Tuhin Ali M, Palit P, Hasan S., In silico identification of B- and T-cell epitopes from a new wheat associated (Triticum aestivum) allergen, Tri a 37, Onl J Bioinform., 15 (2): 178-190, 2014. Despite wheat and wheat products being major components in human diet, avoidance is currently the only remedy for wheat associated food allergy. Epitope identification hence can be a tool of high importance in developing new epitope based peptide therapy against wheat allergens. The present study focuses on applying in silico tools for identifying the B and T-cell epitopes of alpha-Purothionin, a new wheat allergen that is associated with severe allergy. Different immuno-informatics tools from IEDB analysis resource were used to check the potential B and T-cell epitopes. For B-cell epitope prediction we used different propensity scales and machine learning methods, with the results being mapped on their 3D structure predicted by homology modeling.
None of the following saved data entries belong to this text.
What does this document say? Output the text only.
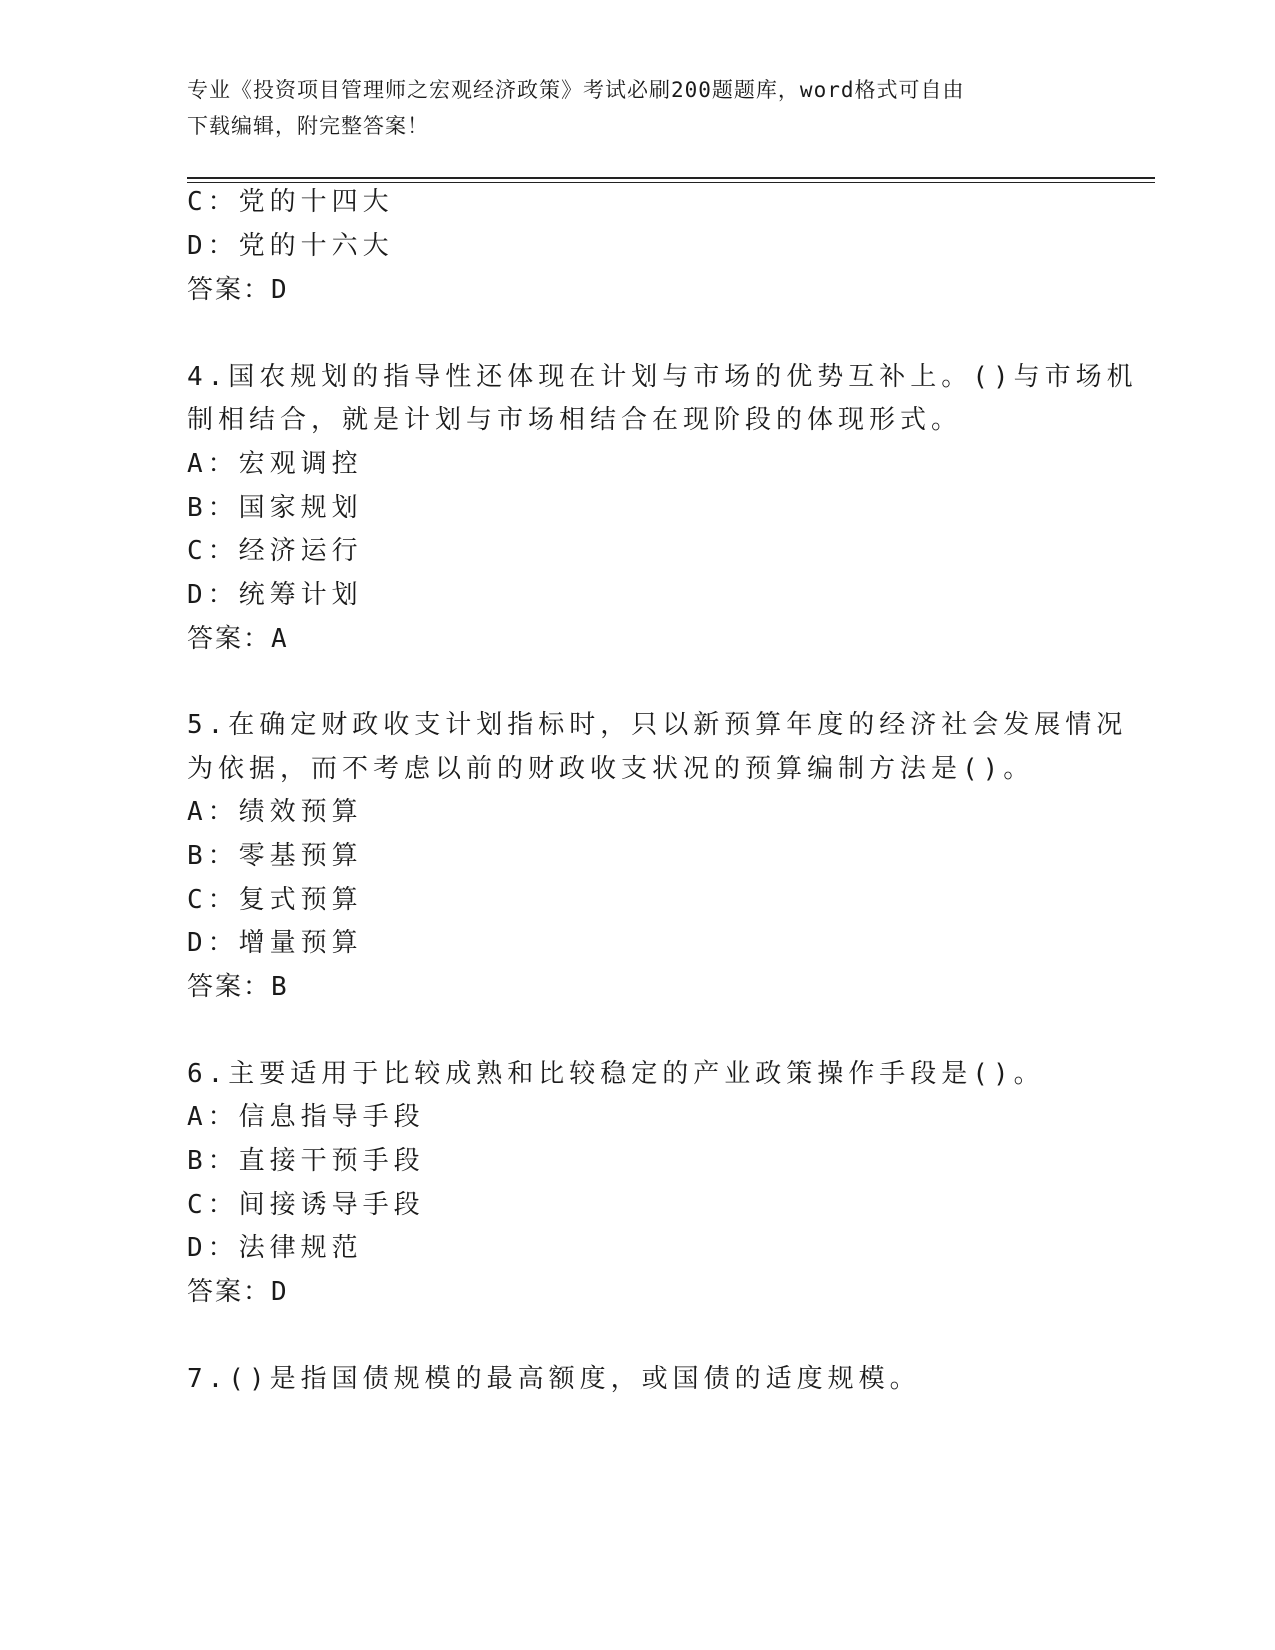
专业《投资项目管理师之宏观经济政策》考试必刷200题题库，word格式可自由
下载编辑，附完整答案！
C：党的十四大
D：党的十六大
答案：D
4.国农规划的指导性还体现在计划与市场的优势互补上。()与市场机
制相结合，就是计划与市场相结合在现阶段的体现形式。
A：宏观调控
B：国家规划
C：经济运行
D：统筹计划
答案：A
5.在确定财政收支计划指标时，只以新预算年度的经济社会发展情况
为依据，而不考虑以前的财政收支状况的预算编制方法是()。
A：绩效预算
B：零基预算
C：复式预算
D：增量预算
答案：B
6.主要适用于比较成熟和比较稳定的产业政策操作手段是()。
A：信息指导手段
B：直接干预手段
C：间接诱导手段
D：法律规范
答案：D
7.()是指国债规模的最高额度，或国债的适度规模。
The frequency of interaction between the protein sequences and MHC II alleles within an IC50 range (IC50 <25) was the basis for T cell epitope prediction. A total of five B-cell and eight T-cell epitopes were finally chosen. Among the T-cell epitopes, The CLLILGLVL epitope was the most successful which was found to be present at the N-terminal region of the core sequence. The most potent B-cell epitope, LESNSDEPDTI was seen to be present at the C-terminal region, indicating the importance of this region to induce IgE mediated response against wheat allergen.


Keywords: Allergens; alpha purothionin; epitope; HLA ligand; Anaphylaxis.